Implement it below for `MyGINConv`:

In [None]:
class MyGINConv(nn.Module):
    """GIN convolutional layer."""

    def __init__(self, in_features, out_features, epsilon=0.0):
        """
        Initialize the GIN convolutional layer.
        
        Args:
            in_features (int): number of input node features.
            out_features (int): number of output node features.
            epsilon (float): epsilon value. (default=0.0)
        """
        super().__init__()
        ...  # TODO

    def forward(self, x, adj):
        """
        Perform graph convolution operation.

        Args:
            x (Tensor): Input node features of shape (num_nodes, in_features).
            adj (Tensor): Adjacency matrix of the graph, shape (num_nodes, num_nodes).

        Returns:
            Tensor: Output node features after graph convolution, shape (num_nodes, out_features).
        """
        ...  # TODO
        return ...  # TODO

For the prediction head, we can directly make the predictions $\hat{\mathbf{y}}_v$ from the node embeddings $\mathbf{h}_v^{(l)}$. Let's implement it by doing a simple linear transformation:
$$
\hat{\mathbf{y}}_v = \mathbf{W}\mathbf{h}_v^{(l)} + \mathbf{b},
$$

In [None]:
class LinearHead(nn.Module):
    """Prediction head using a linear transformation of the node embedding."""
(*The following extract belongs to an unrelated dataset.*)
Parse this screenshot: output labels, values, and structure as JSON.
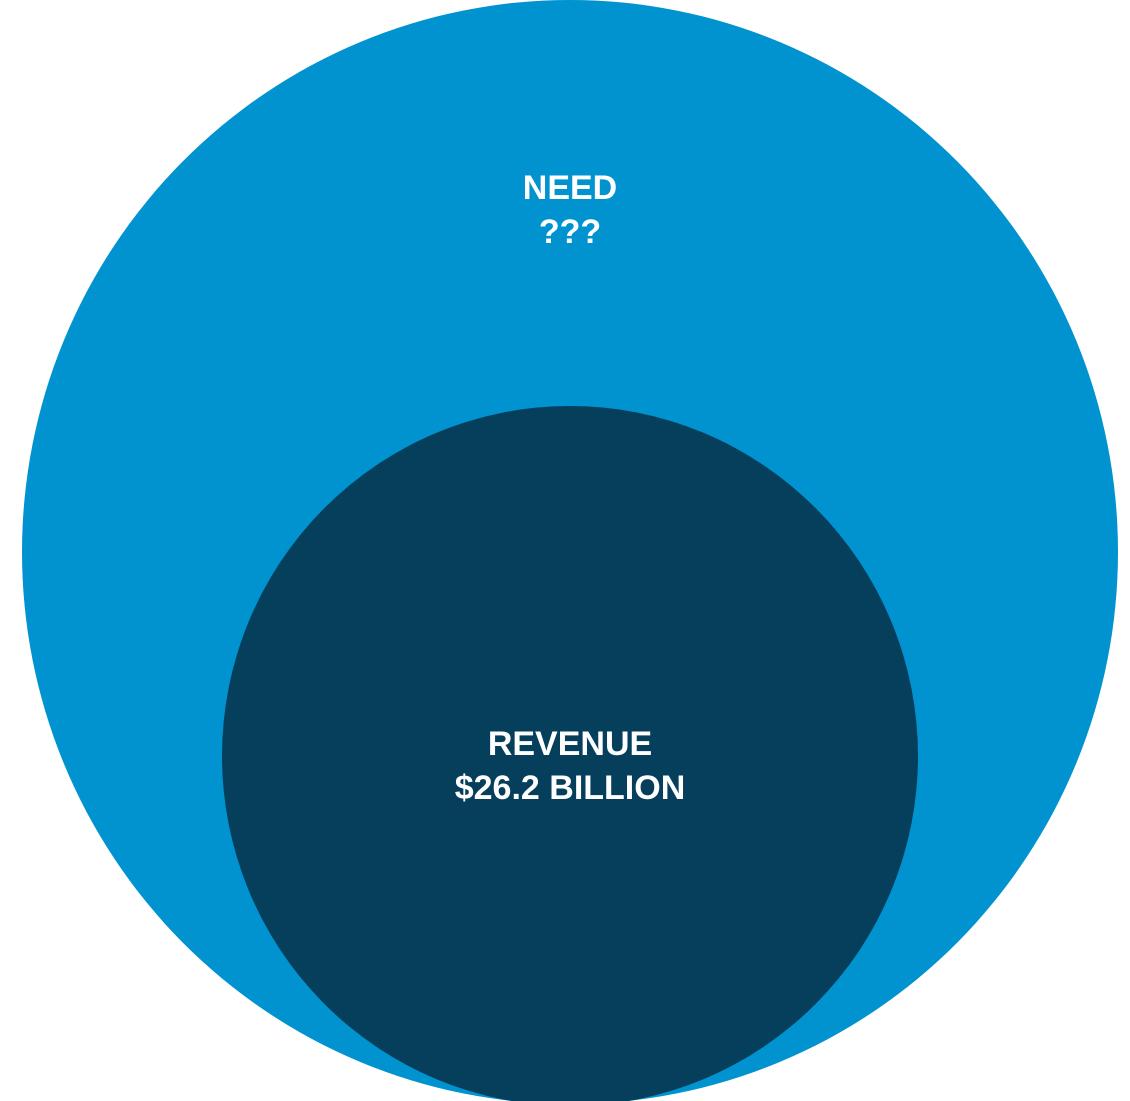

    def __init__(self, in_features, num_tasks):
        """
        Initialize the prediction head.

        Args:
            in_features (int): number of input node features.
            num_tasks (int): number of prediction tasks (classes).
        """
        super().__init__()
        ...  # TODO

    def forward(self, x):
        """
        Node-level prediction given the node embeddings.

        Args:
            x (Tensor): Input node features of shape (num_nodes, in_features).

        Returns:
            Tensor: Node predictions of shape (num_nodes, num_tasks).
        """
        return ...  # TODO

As last week, let's aggregate them into a single model that we call `MyGIN`.

To be compatible with the code above, the model's forward method will take as input edge indices `edge_index`, however our `GINConv` above uses adjacency matrices.
Therefore, we will simply convert the edge indices into an adjacency matrix in the forward pass.

In [None]:
def edge_index_to_adj(edge_index, num_nodes):
    """
    Convert edge index to adjacency matrix.

    Args:
        edge_index (LongTensor): Graph edge indices of shape (2, num_edges).
        num_nodes (int): Number of nodes in the graph.

    Returns:
        Tensor: Adjacency matrix of shape (num_nodes, num_nodes).
    """
    adj = torch.zeros((num_nodes, num_nodes), device=edge_index.device)
    adj[edge_index[0], edge_index[1]] = 1.0
    return adj


class MyGIN(nn.Module):
    """Re-implement the GIN network for node classification."""

    def __init__(self, in_channels, hidden_channels, num_layers, out_channels, epsilon=0.0):
        """
        Initialize the GNN model for node classification.

        Args:
            in_channels (int): Number of input node features.
            hidden_channels (int): Number of hidden units.
            num_layers (int): Number of GINConv layers.
            out_channels (int): Number of prediction tasks (classes).
            epsilon (float): Epsilon value for GINConv. (default=0.0)
        """
        super().__init__()
        ...  # TODO

    def forward(self, x, edge_index):
        """
        Perform forward pass for node classification.

        Args:
            x (Tensor): Input node features of shape (num_nodes, num_features).
            adj (Tensor): Adjacency matrix of the graph, shape (num_nodes, num_nodes).

        Returns:
            Tensor: Predicted edge probabilities for each pair of nodes, shape (num_nodes, num_nodes).
        """
        ...  # TODO

        return ...  # TODO

Try to use it above and see if it works! However, note that it will be slower than the PyTorch Geometric implementation, so you may want to reduce the epochs.